Colocou o dedo indicador na ferida da bala, rezou um Pai Nosso e disse aos delegados e policiais: “Vejam o que vocês fizeram”. Abraçou em seguida a jovem viúva, Ana Maria, também militante nas comunidades eclesiais de base, e já começou a pensar nos rituais católicos para um funeral que valesse como um verdadeiro “basta”.

Esse mesmo cardeal já tinha demonstrado ter a coragem de um profeta, desde que assumiu a Arquidiocese paulista, em 1970. Pouco depois de sua posse, denunciou, nas celebrações dominicais, as torturas sofridas por dois agentes de pastoral. Em 1973 e 1975, celebrou, na catedral da Sé superlotada, duas missas históricas para denunciar a morte de um estudante de geologia da USP e de um jornalista da TV oficial do estado, ambos vítimas de tortura. Os três episódios tinham o mesmo endereço, na rua Tutoia, o temível Doi-Codi – hoje exaltado pelo capitão eleito presidente.

Era uma tarde chuvosa em 30 de outubro de 1979 e, na manhã seguinte, uma passeata de 20 mil pessoas levou o corpo de Santo Dias, da igreja da Consolação, até a catedral da Sé, gritando sem nenhum medo de repressão: “Abaixo a ditadura!”.

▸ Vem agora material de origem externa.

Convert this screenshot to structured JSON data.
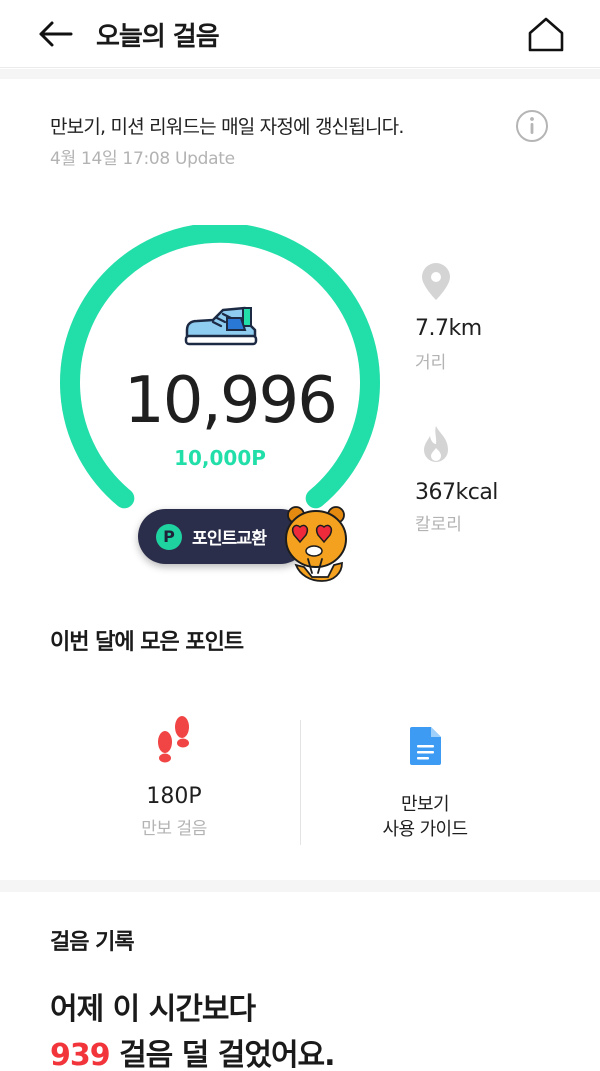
{
  "header": {
    "title": "오늘의 걸음",
    "back_icon": "arrow-left-icon",
    "home_icon": "home-icon"
  },
  "notice": {
    "text": "만보기, 미션 리워드는 매일 자정에 갱신됩니다.",
    "updated": "4월 14일 17:08 Update",
    "info_icon": "info-icon"
  },
  "pedometer": {
    "steps": "10,996",
    "points": "10,000P",
    "progress": 1.0,
    "accent_color": "#22dfaa",
    "exchange_button": {
      "badge": "P",
      "label": "포인트교환"
    },
    "stats": {
      "distance": {
        "value": "7.7km",
        "label": "거리",
        "icon": "location-pin-icon"
      },
      "calories": {
        "value": "367kcal",
        "label": "칼로리",
        "icon": "flame-icon"
      }
    }
  },
  "monthly": {
    "title": "이번 달에 모은 포인트",
    "steps_points": {
      "value": "180P",
      "label": "만보 걸음",
      "icon": "footprints-icon"
    },
    "guide": {
      "line1": "만보기",
      "line2": "사용 가이드",
      "icon": "document-icon"
    }
  },
  "history": {
    "title": "걸음 기록",
    "line1": "어제 이 시간보다",
    "diff": "939",
    "line2_rest": " 걸음 덜 걸었어요.",
    "highlight_color": "#f2353a"
  }
}
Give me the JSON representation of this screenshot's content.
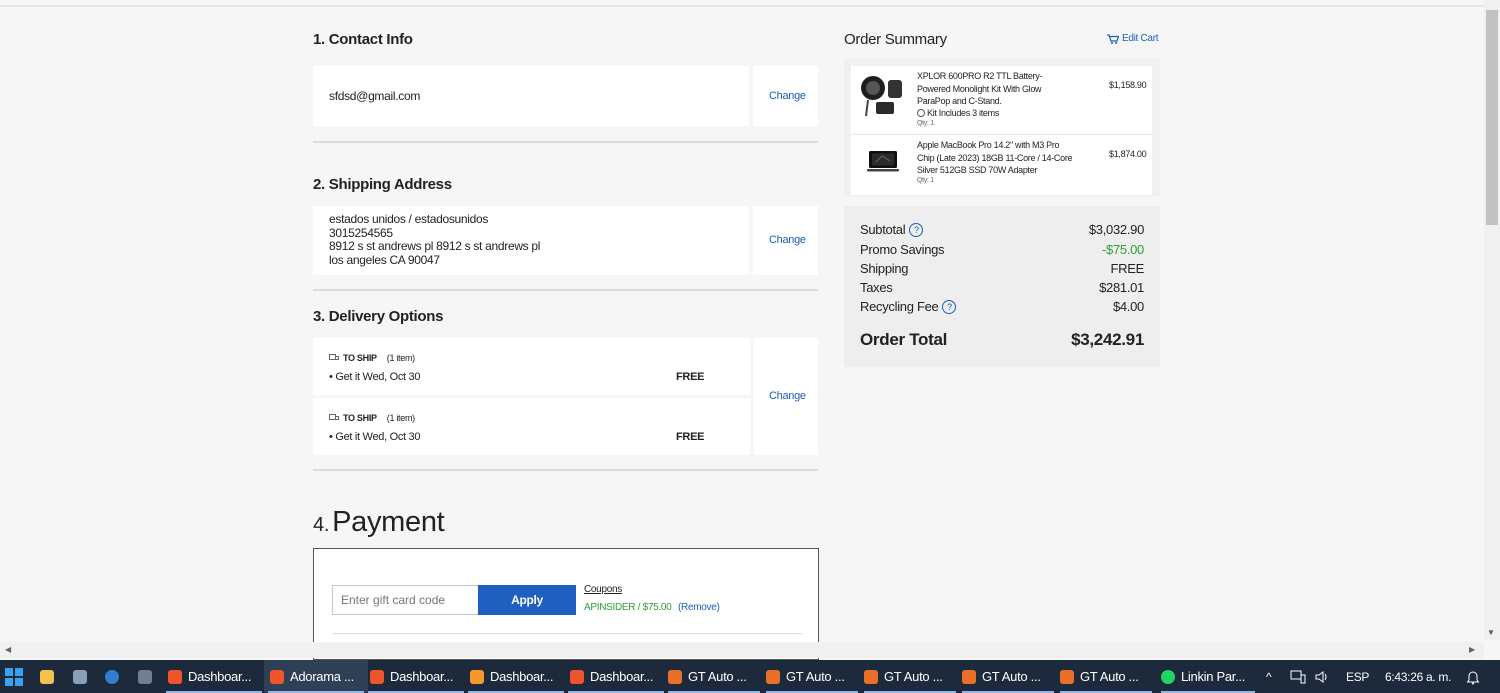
{
  "contact": {
    "title": "1. Contact Info",
    "email": "sfdsd@gmail.com",
    "change_label": "Change"
  },
  "shipping": {
    "title": "2. Shipping Address",
    "lines": [
      "estados unidos / estadosunidos",
      "3015254565",
      "8912 s st andrews pl 8912 s st andrews pl",
      "los angeles CA 90047"
    ],
    "change_label": "Change"
  },
  "delivery": {
    "title": "3. Delivery Options",
    "options": [
      {
        "tag": "TO SHIP",
        "count": "(1 item)",
        "date": "Get it Wed, Oct 30",
        "price": "FREE"
      },
      {
        "tag": "TO SHIP",
        "count": "(1 item)",
        "date": "Get it Wed, Oct 30",
        "price": "FREE"
      }
    ],
    "change_label": "Change"
  },
  "payment": {
    "number": "4.",
    "title": "Payment",
    "gift_placeholder": "Enter gift card code",
    "apply_label": "Apply",
    "coupons_label": "Coupons",
    "coupon_applied": "APINSIDER / $75.00",
    "remove_label": "(Remove)"
  },
  "summary": {
    "title": "Order Summary",
    "edit_cart": "Edit Cart",
    "items": [
      {
        "name": "XPLOR 600PRO R2 TTL Battery-Powered Monolight Kit With Glow ParaPop and C-Stand.",
        "kit": "Kit Includes 3 items",
        "qty": "Qty: 1",
        "price": "$1,158.90"
      },
      {
        "name": "Apple MacBook Pro 14.2\" with M3 Pro Chip (Late 2023) 18GB 11-Core / 14-Core Silver 512GB SSD 70W Adapter",
        "qty": "Qty: 1",
        "price": "$1,874.00"
      }
    ],
    "subtotal_label": "Subtotal",
    "subtotal": "$3,032.90",
    "promo_label": "Promo Savings",
    "promo": "-$75.00",
    "shipping_label": "Shipping",
    "shipping": "FREE",
    "taxes_label": "Taxes",
    "taxes": "$281.01",
    "recycling_label": "Recycling Fee",
    "recycling": "$4.00",
    "total_label": "Order Total",
    "total": "$3,242.91",
    "promo_color": "#2e9e3a"
  },
  "taskbar": {
    "items": [
      "Dashboar...",
      "Adorama ...",
      "Dashboar...",
      "Dashboar...",
      "Dashboar...",
      "GT Auto ...",
      "GT Auto ...",
      "GT Auto ...",
      "GT Auto ...",
      "GT Auto ...",
      "Linkin Par..."
    ],
    "language": "ESP",
    "clock": "6:43:26 a. m."
  }
}
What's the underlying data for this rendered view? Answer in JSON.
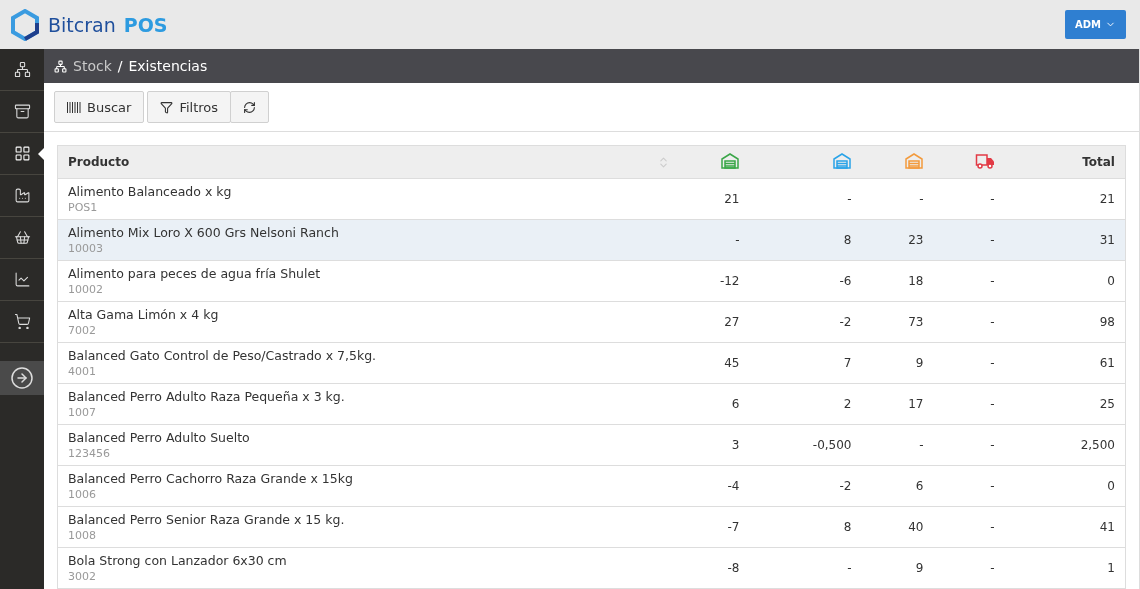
{
  "brand": {
    "name": "Bitcran",
    "suffix": "POS"
  },
  "user_menu": {
    "label": "ADM"
  },
  "sidebar": {
    "items": [
      {
        "selected": false
      },
      {
        "selected": false
      },
      {
        "selected": true
      },
      {
        "selected": false
      },
      {
        "selected": false
      },
      {
        "selected": false
      },
      {
        "selected": false
      }
    ]
  },
  "breadcrumb": {
    "parent": "Stock",
    "separator": "/",
    "current": "Existencias"
  },
  "toolbar": {
    "search_button": "Buscar",
    "filter_button": "Filtros"
  },
  "table": {
    "columns": [
      {
        "kind": "text",
        "label": "Producto"
      },
      {
        "kind": "warehouse",
        "color": "#3aa648"
      },
      {
        "kind": "warehouse",
        "color": "#29a3e8"
      },
      {
        "kind": "warehouse",
        "color": "#f39a3c"
      },
      {
        "kind": "truck",
        "color": "#e23a45"
      },
      {
        "kind": "text",
        "label": "Total"
      }
    ],
    "rows": [
      {
        "name": "Alimento Balanceado x kg",
        "code": "POS1",
        "values": [
          "21",
          "-",
          "-",
          "-",
          "21"
        ],
        "selected": false
      },
      {
        "name": "Alimento Mix Loro X 600 Grs Nelsoni Ranch",
        "code": "10003",
        "values": [
          "-",
          "8",
          "23",
          "-",
          "31"
        ],
        "selected": true
      },
      {
        "name": "Alimento para peces de agua fría Shulet",
        "code": "10002",
        "values": [
          "-12",
          "-6",
          "18",
          "-",
          "0"
        ],
        "selected": false
      },
      {
        "name": "Alta Gama Limón x 4 kg",
        "code": "7002",
        "values": [
          "27",
          "-2",
          "73",
          "-",
          "98"
        ],
        "selected": false
      },
      {
        "name": "Balanced Gato Control de Peso/Castrado x 7,5kg.",
        "code": "4001",
        "values": [
          "45",
          "7",
          "9",
          "-",
          "61"
        ],
        "selected": false
      },
      {
        "name": "Balanced Perro Adulto Raza Pequeña x 3 kg.",
        "code": "1007",
        "values": [
          "6",
          "2",
          "17",
          "-",
          "25"
        ],
        "selected": false
      },
      {
        "name": "Balanced Perro Adulto Suelto",
        "code": "123456",
        "values": [
          "3",
          "-0,500",
          "-",
          "-",
          "2,500"
        ],
        "selected": false
      },
      {
        "name": "Balanced Perro Cachorro Raza Grande x 15kg",
        "code": "1006",
        "values": [
          "-4",
          "-2",
          "6",
          "-",
          "0"
        ],
        "selected": false
      },
      {
        "name": "Balanced Perro Senior Raza Grande x 15 kg.",
        "code": "1008",
        "values": [
          "-7",
          "8",
          "40",
          "-",
          "41"
        ],
        "selected": false
      },
      {
        "name": "Bola Strong con Lanzador 6x30 cm",
        "code": "3002",
        "values": [
          "-8",
          "-",
          "9",
          "-",
          "1"
        ],
        "selected": false
      }
    ]
  }
}
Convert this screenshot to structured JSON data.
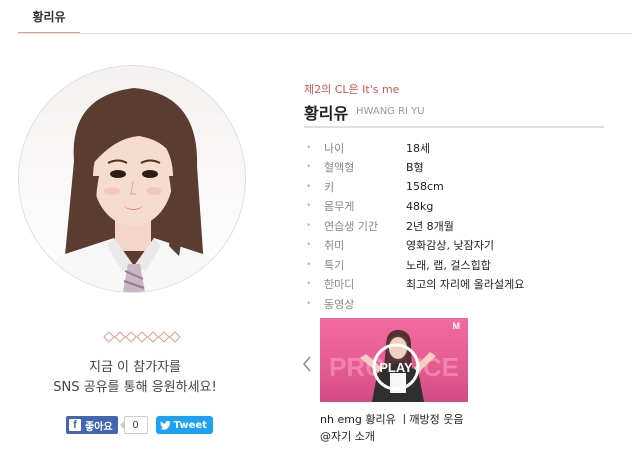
{
  "tab": {
    "label": "황리유"
  },
  "profile": {
    "tagline": "제2의 CL은 It's me",
    "name": "황리유",
    "name_en": "HWANG RI YU",
    "info": [
      {
        "label": "나이",
        "value": "18세"
      },
      {
        "label": "혈액형",
        "value": "B형"
      },
      {
        "label": "키",
        "value": "158cm"
      },
      {
        "label": "몸무게",
        "value": "48kg"
      },
      {
        "label": "연습생 기간",
        "value": "2년 8개월"
      },
      {
        "label": "취미",
        "value": "영화감상, 낮잠자기"
      },
      {
        "label": "특기",
        "value": "노래, 랩, 걸스힙합"
      },
      {
        "label": "한마디",
        "value": "최고의 자리에 올라설게요"
      },
      {
        "label": "동영상",
        "value": ""
      }
    ]
  },
  "support": {
    "line1": "지금 이 참가자를",
    "line2": "SNS 공유를 통해 응원하세요!"
  },
  "share": {
    "like_label": "좋아요",
    "like_count": "0",
    "tweet_label": "Tweet"
  },
  "video": {
    "play_label": "PLAY",
    "brand": "M",
    "thumb_text": "PRODUCE",
    "caption_line1": "nh emg 황리유 ㅣ깨방정 웃음",
    "caption_line2": "@자기 소개"
  },
  "colors": {
    "accent_red": "#d9534f",
    "tab_underline": "#d9a08b",
    "facebook": "#4267b2",
    "twitter": "#1da1f2",
    "video_pink": "#e45b91"
  }
}
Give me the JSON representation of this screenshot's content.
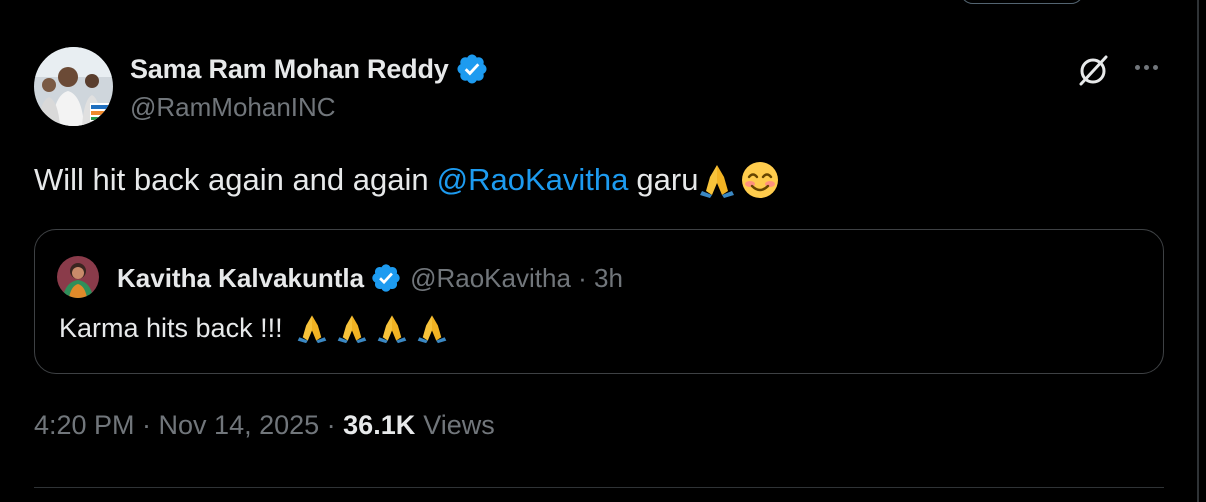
{
  "author": {
    "name": "Sama Ram Mohan Reddy",
    "handle": "@RamMohanINC"
  },
  "tweet": {
    "text_prefix": "Will hit back again and again",
    "mention": "@RaoKavitha",
    "text_suffix": "garu",
    "emojis": [
      "folded-hands",
      "smiling-face-with-smiling-eyes"
    ]
  },
  "quote": {
    "name": "Kavitha Kalvakuntla",
    "handle_time": "@RaoKavitha · 3h",
    "text": "Karma hits back !!!",
    "emojis": [
      "folded-hands",
      "folded-hands",
      "folded-hands",
      "folded-hands"
    ]
  },
  "meta": {
    "time_date": "4:20 PM · Nov 14, 2025 · ",
    "views_count": "36.1K",
    "views_label": "Views"
  },
  "colors": {
    "background": "#000000",
    "text": "#e7e9ea",
    "muted": "#71767b",
    "link": "#1d9bf0",
    "verified": "#1d9bf0",
    "border": "#2f3336"
  },
  "icons": {
    "verified": "verified-badge-icon",
    "grok": "grok-icon",
    "more": "more-icon"
  }
}
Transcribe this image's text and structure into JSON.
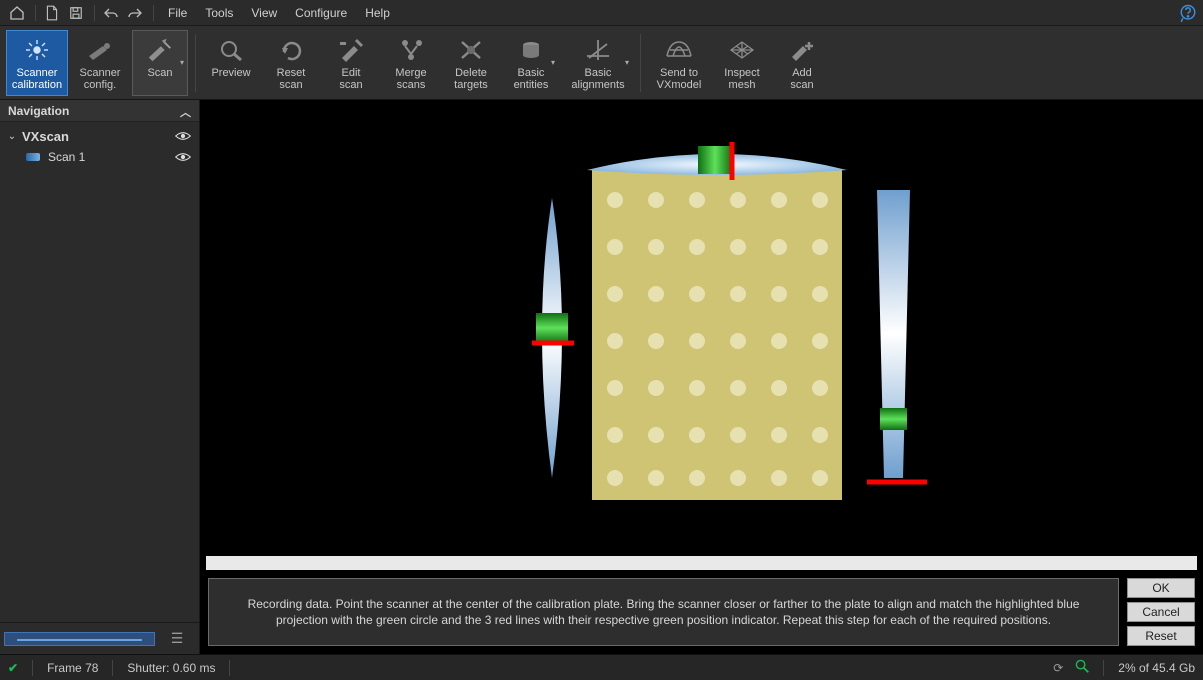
{
  "menu": {
    "file": "File",
    "tools": "Tools",
    "view": "View",
    "configure": "Configure",
    "help": "Help"
  },
  "ribbon": {
    "scanner_calibration": "Scanner\ncalibration",
    "scanner_config": "Scanner\nconfig.",
    "scan": "Scan",
    "preview": "Preview",
    "reset_scan": "Reset\nscan",
    "edit_scan": "Edit\nscan",
    "merge_scans": "Merge\nscans",
    "delete_targets": "Delete\ntargets",
    "basic_entities": "Basic\nentities",
    "basic_alignments": "Basic\nalignments",
    "send_to_vxmodel": "Send to\nVXmodel",
    "inspect_mesh": "Inspect\nmesh",
    "add_scan": "Add\nscan"
  },
  "nav": {
    "title": "Navigation",
    "root_label": "VXscan",
    "item1_label": "Scan 1"
  },
  "instruction": {
    "text": "Recording data. Point the scanner at the center of the calibration plate. Bring the scanner closer or farther to the plate to align and match the highlighted blue projection with the green circle and the 3 red lines with their respective green position indicator. Repeat this step for each of the required positions."
  },
  "buttons": {
    "ok": "OK",
    "cancel": "Cancel",
    "reset": "Reset"
  },
  "status": {
    "frame": "Frame 78",
    "shutter": "Shutter: 0.60 ms",
    "memory": "2% of 45.4 Gb"
  },
  "colors": {
    "accent": "#1d5aa1",
    "green": "#1db954",
    "red": "#ff0000"
  }
}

Quarenta anos depois, o sindicalista assassinado segue falando pela voz de quem se lembra dele. Pessoas que se articulam para mantê-lo vivo, como memória e presença de uma dignidade indispensável a um povo que se pretende livre. Manifestações se repetem nestes dias em escolas, igrejas, comunidades, no Memorial da Resistência. Na quarta-feira, 30 de outubro, estarão junto ao monumento em sua memória, erguido no próprio cemitério do Campo Grande, onde está seu túmulo.

Foi relançado o livro com sua biografia, da lavra de três mulheres de muito valor: a própria filha Luciana, a jornalista Jô Azevedo, militante e testemunha de todos os fatos reconstruídos, e também a grande fotógrafa Nair Benedicto, presa política em 1969 ao lado de seu marido, Jacques Breyton, industrial de esquerda que já tinha sido herói na Resistência Francesa contra os nazistas, torturado pela Gestapo aos 23 anos de idade.

Tais celebrações se repetem há 40 anos, pela perseverança de seus familiares, do Comitê Santo Dias, das comunidades religiosas, de vários núcleos de memória sindical e política e do mesmo sacerdote Luís Giuliani, da Vila Remo, que levou Dom Paulo ao IML. Mas os eventos deste ano têm uma dimensão inédita. Pela primeira vez, as dez centrais sindicais dos trabalhadores decidiram se dar as mãos – por cima de suas notórias divergências – para realizar um ato unificado em memória de Santo Dias, na sede do Sindicato dos Metalúrgicos de São Paulo.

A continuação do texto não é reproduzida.